In Moves of the Diamond Hand, the vibes so far are transcendent

by Awais

Cosmo D’s latest game Moves of the Diamond Hand is a direct sequel to Betrayal at Club Low, and while it’s still in early access with a developing road map, the vibes so far are transcendent. The story orbits around a big juicy mayoral election, which unfolds across the city as the player attempts to fulfil their own inscrutable goal of joining the enigmatic Circus X; I’m still playing a pizzaiolo, this time with an expanded range of talents (I can busk and do laundry and sew) and a bunch more dice systems to work with. Circus X is seemingly run by Murial, the handler from the previous Off-Peak games, and it’s not explicitly clear whether this establishment has anything to do with The Circus spy agency, which was your previous employer from Club Low days. The first two chapters are out now, but it’ll be a hot minute (probably in the later half of this year) until we see how everything plays out.

When I wrote about Betrayal at Club Low in 2022, I was moved by how instantly it brought me back to the easy highs of my 20s – bar-hopping and clubbing and all the nocturnal shenanigans that come with being young and dumb in a big city.
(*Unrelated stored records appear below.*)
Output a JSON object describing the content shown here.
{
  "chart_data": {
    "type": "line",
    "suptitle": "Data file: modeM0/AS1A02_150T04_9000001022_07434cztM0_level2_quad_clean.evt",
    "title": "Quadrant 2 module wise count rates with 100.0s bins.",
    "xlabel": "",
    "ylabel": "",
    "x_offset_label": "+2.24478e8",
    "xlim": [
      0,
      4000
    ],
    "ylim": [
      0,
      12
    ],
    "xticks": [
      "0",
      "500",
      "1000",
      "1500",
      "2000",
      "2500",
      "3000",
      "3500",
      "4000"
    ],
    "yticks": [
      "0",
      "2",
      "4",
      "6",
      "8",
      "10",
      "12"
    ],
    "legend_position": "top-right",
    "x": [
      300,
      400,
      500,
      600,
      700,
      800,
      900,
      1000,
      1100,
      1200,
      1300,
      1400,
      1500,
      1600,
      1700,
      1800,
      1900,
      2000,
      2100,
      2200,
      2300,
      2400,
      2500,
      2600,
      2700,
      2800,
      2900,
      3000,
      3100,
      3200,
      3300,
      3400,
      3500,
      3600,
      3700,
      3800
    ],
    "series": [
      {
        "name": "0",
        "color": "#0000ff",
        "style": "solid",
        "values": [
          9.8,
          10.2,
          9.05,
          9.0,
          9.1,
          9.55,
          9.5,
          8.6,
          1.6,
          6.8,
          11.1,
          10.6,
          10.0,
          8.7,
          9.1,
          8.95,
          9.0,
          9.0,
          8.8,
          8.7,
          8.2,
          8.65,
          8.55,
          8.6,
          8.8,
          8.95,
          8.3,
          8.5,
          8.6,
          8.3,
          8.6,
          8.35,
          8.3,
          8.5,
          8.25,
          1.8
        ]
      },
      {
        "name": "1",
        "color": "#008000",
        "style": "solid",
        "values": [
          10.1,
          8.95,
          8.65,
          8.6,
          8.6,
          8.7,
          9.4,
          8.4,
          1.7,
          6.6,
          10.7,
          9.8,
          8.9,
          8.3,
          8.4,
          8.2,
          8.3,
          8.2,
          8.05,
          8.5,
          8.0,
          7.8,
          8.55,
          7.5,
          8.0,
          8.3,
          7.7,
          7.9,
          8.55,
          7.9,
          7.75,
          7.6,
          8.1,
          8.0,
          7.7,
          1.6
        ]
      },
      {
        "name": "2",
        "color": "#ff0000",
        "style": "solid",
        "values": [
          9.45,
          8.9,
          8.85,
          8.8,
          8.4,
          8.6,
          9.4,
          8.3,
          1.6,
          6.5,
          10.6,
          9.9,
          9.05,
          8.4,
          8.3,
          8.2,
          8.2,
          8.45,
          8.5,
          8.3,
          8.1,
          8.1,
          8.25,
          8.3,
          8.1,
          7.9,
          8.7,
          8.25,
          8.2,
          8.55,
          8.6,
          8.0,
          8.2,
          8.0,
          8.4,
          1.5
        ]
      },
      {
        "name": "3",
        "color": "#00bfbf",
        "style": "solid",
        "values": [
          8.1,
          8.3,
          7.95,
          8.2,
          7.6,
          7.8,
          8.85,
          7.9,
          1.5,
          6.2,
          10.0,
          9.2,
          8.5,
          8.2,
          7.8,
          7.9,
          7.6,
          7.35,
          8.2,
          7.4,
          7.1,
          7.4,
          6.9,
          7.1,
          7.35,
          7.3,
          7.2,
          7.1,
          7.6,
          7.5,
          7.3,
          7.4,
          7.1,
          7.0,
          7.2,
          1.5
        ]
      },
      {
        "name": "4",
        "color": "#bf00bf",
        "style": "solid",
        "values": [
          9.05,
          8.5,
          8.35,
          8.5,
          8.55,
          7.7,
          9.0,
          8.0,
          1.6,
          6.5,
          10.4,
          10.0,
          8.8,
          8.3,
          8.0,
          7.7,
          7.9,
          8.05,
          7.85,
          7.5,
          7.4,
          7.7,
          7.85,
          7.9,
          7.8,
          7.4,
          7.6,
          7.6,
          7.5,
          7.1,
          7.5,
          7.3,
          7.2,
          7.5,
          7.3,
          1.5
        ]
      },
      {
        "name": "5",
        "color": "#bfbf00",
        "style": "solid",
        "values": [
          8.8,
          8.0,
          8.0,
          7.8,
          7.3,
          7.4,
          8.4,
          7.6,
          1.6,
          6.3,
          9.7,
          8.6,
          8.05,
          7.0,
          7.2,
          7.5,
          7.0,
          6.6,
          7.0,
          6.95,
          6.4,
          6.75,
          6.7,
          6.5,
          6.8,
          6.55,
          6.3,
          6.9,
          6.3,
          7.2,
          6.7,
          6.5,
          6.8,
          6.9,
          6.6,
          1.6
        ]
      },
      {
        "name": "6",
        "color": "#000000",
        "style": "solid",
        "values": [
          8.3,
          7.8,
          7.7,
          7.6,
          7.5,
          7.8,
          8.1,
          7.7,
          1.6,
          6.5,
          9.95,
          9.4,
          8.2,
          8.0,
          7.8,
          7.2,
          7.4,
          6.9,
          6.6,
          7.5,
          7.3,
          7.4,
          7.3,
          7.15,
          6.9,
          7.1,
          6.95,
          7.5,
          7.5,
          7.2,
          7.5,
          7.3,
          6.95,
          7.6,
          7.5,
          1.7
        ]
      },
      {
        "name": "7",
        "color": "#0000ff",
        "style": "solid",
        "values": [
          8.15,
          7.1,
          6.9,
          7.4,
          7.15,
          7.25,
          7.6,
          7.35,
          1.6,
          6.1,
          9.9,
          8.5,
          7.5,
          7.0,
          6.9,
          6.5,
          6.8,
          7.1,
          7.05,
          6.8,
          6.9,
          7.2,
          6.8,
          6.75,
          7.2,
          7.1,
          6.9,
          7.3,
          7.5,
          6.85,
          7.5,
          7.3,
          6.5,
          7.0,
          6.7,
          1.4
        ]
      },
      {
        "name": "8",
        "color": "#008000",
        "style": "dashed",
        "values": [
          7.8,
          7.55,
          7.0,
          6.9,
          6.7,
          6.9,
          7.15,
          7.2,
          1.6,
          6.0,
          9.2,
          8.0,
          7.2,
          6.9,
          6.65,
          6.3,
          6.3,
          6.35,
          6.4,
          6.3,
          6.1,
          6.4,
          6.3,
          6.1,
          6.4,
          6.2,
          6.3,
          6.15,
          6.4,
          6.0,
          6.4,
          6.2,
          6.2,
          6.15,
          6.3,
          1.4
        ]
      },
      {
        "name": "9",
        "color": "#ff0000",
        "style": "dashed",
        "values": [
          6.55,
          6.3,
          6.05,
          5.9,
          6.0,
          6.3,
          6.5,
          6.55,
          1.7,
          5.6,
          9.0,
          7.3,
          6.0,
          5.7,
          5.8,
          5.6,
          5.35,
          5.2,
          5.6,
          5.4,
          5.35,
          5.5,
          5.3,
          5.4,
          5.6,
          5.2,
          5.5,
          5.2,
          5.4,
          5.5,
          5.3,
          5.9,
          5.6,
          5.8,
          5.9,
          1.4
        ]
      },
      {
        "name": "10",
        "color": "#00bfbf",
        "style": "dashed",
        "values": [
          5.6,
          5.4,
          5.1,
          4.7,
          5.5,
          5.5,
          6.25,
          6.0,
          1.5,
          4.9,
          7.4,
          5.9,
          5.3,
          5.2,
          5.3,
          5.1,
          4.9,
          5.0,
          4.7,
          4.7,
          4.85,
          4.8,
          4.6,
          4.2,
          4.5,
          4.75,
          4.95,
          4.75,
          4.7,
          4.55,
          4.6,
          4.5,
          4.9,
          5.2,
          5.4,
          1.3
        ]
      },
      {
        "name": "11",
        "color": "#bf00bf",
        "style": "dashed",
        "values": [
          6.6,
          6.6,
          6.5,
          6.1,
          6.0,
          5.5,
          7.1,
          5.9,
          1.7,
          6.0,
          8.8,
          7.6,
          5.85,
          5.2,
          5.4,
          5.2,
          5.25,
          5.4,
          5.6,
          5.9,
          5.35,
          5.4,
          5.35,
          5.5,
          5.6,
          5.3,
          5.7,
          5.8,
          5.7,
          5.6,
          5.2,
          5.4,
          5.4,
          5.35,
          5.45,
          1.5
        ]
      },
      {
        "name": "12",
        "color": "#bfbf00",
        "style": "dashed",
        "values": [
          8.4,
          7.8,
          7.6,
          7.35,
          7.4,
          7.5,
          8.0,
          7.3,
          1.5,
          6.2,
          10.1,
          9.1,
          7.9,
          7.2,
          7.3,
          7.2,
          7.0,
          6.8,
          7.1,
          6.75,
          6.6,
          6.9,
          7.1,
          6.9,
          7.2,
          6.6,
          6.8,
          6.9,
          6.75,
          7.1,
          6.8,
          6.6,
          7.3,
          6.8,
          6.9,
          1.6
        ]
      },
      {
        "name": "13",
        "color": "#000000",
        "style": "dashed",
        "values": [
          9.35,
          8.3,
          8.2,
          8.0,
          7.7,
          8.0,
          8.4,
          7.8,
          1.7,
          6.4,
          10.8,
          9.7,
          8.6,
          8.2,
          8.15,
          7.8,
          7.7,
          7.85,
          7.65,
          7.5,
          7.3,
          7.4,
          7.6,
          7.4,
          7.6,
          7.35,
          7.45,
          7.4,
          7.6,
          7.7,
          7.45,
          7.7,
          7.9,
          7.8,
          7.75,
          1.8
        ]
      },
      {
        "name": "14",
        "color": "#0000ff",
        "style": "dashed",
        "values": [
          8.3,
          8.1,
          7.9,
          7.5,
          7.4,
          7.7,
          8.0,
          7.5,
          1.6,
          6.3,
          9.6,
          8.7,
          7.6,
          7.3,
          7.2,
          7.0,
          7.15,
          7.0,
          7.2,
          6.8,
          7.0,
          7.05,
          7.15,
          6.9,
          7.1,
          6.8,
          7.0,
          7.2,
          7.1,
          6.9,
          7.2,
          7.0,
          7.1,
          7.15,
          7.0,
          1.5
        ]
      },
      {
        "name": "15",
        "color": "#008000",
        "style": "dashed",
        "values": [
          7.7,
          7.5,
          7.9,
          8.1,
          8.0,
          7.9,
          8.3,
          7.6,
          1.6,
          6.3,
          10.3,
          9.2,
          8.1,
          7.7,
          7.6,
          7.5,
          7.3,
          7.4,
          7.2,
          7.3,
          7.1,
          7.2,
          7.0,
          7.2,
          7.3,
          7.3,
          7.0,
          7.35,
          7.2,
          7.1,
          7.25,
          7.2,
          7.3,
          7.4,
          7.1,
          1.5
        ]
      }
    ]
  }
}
At one point I lived in a roach-ridden little apartment in Brooklyn, worked a night job that had pizza Fridays, and barely saw daylight; I would be lying if I said these were the best years of my life, but despite all the miseries, self-induced and otherwise, I mostly look back on this period with hard-won, serene acceptance. In 2026, Cosmo D has once again sucked me back into the sunless, hustle-heavy microcosm of not-New York, albeit with less angst, more favorable cash terms, and nowhere for my character to go but up (literally, though, because we start out stuck in a subway station).

This is by far the biggest Cosmo D game, with a lot more space to explore. And it isn’t just a city, but a big city on the precipice of big change, though one could argue that these kind of cities are, down to the second, constantly in flux. The election candidates and their respective platforms are everywhere – on campaign posters and flyers, on book covers, on the lips of everyone you meet. Diamond Hand is a game that wants you to decide what’s important to you, and what you’re willing to do to get it, while reinforcing these drives through a sense of place. To this end, there are little messages hidden around the city that force your eyeballs up against questions like what is this place to you? Or the equally navel-gazey: who are you to this place?

The answer is “complicated” if we’re talking about my New York baggage, and mind-numbingly simple if we’re talking about my experience of Diamond Hand. This is a place that does an exquisite job at prodding at the most ridiculous and capital-r Romantic feelings I’ve had New York, even when the city was stabbing me in the guts and running off with my last molecule of sanity, and I will roam Cosmo D’s streets and haunt the laundromat and skulk around the library like the most bamboozled starry-eyed idiot in the world. There’s a fierce joy in how I survive here – performing as a stand-in for a famous street artist, harvesting plants with music, cooking pizzas – and like Club Low, I reach an unreal flow state when I’m locked in during these sequences. The dice are speaking in tongues, and my pizzaiolo is vibrating on a hitherto-unknown chaos frequency that none of us would survive in reality.

With the election drawing close, the city is imbued with nervous excitement, a sort of ambient twitchy-leg energy that seeps into the environment like a drug. I am purposefully dragging my feet on deciding how I want to shape the way I interact with this place – so far, I’ve been focusing hard on my Cooking stat, but that isn’t going to cut it. The game wants me to choose. Each of the three candidates offer different stat perks if you back them – Mike Broonan, for instance (who I’ve dubbed Fuckboy Gale of Waterdeep because just look at him), is an ex-boy band member who is serious about the importance of Physique, while someone like Sonny Koln talks a big game about arts funding that will surely help Music.

By dangling these explicit stat boosts in front of me, the game knows what it’s doing – it’s ruining the chances of me voting solely on the basis of my admittedly skewed values. I am clamped in a vise of my own material self-interest, in a world built on unpredictable, surreal versions of New York, where my existence is tethered to dice that have a mind of their own. I am greedy and paranoid and ambitious. I want to have my cake and eat it, and I want to eat it here, in the square between the man selling bootleg library cards and the roving pizza oven guy. So, who am I, and what is this place to me? For now, I’m fortune incarnate, in both a heaven and hell of my own making, and I’m not leaving until it’s over.